We waited in the morning for the new mooring assignment, but it seemed there was some reshuffling to be done. Another shallower draft boat needed to move off a deeper anchorage mooring, so we could move from our current mooring to theirs. It took awhile to get it all organized and by the time all was ready, we had only an inch or two under keel. “Was there enough water to move now or should we wait?” “No problem”, we were told, “you're in the shallowest spot right now. There's more water just north of you. You'll be fine.” Hmmm.

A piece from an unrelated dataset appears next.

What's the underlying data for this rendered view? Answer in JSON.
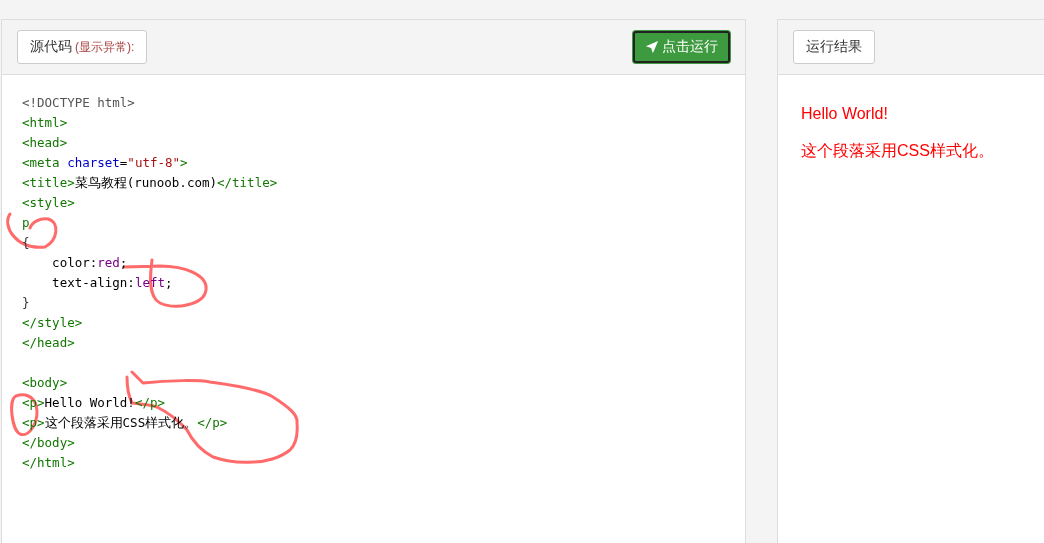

They say it's not “if” you go aground, it's “when” you go aground. We managed the circuitous route up the shallow Maroni River without a problem. We weren't 10 meters from the old mooring, when Cups went hard aground...in soft mud...but aground nevertheless. We tried nudging her with the dinghy, but we were stuck good. We had a definite list to port, but the tide was already changing and patience prevailed (that would be the patience on the part of the Captain, not the first mate who was grousing and whinging). We waited for nearly two hours and Cups finally floated free. After a couple tries fighting the current, we lassoed the new mooring. Once again, we were up close and personal with the mangled hull of the Edith Cavell … this time on the downriver side. There was, however, ample water beneath our keel.
We paid close attention to the turn of the tides and found we were about 20' from the wreck during the flood tide. It just looked and felt closer. We could hear the tidal water, furiously rushing and pushing and splashing against the Cavell's nearly submerged hull. Not an ideal mooring, but we learned several boats were leaving soon and we could move to another in a day or two.
Sure enough, two boats left the following day. We tossed off the mooring lines at slack high and headed a few hundred yards back up river. We wished we had an audience as we lassoed the mooring on the first try with grace and notable savoir faire, but of course, no one was watching. People only watch when we screw up. Our new mooring is in 18', close to the dinghy dock and in perfect line with the marina's internet signal. Enough musical moorings … hopefully Cups and crew are settled in here, safe and sound, for a couple of weeks.
A little info about the wreck S/S Edith Cavell...
When we first arrived up-river, we thought the wreck was an island. It was only as we motored closer that we could make out some of her “ship-like” qualities.
Built in 1898, the S/S Edith Cavell ran aground just off St. Laurent du Maroni on 30 November 1924. She was en route from Marseille to Fort de France with general cargo. Records indicate that the French Guianans detained and imprisoned the British crew for more than three months while waiting for negotiations between the French and English for their release.
Her hull is cracked in several places and nature has taken over to provide a small forested island in the middle of the Fleuve Maroni and a fine nesting place for kiskadee and egrets alike.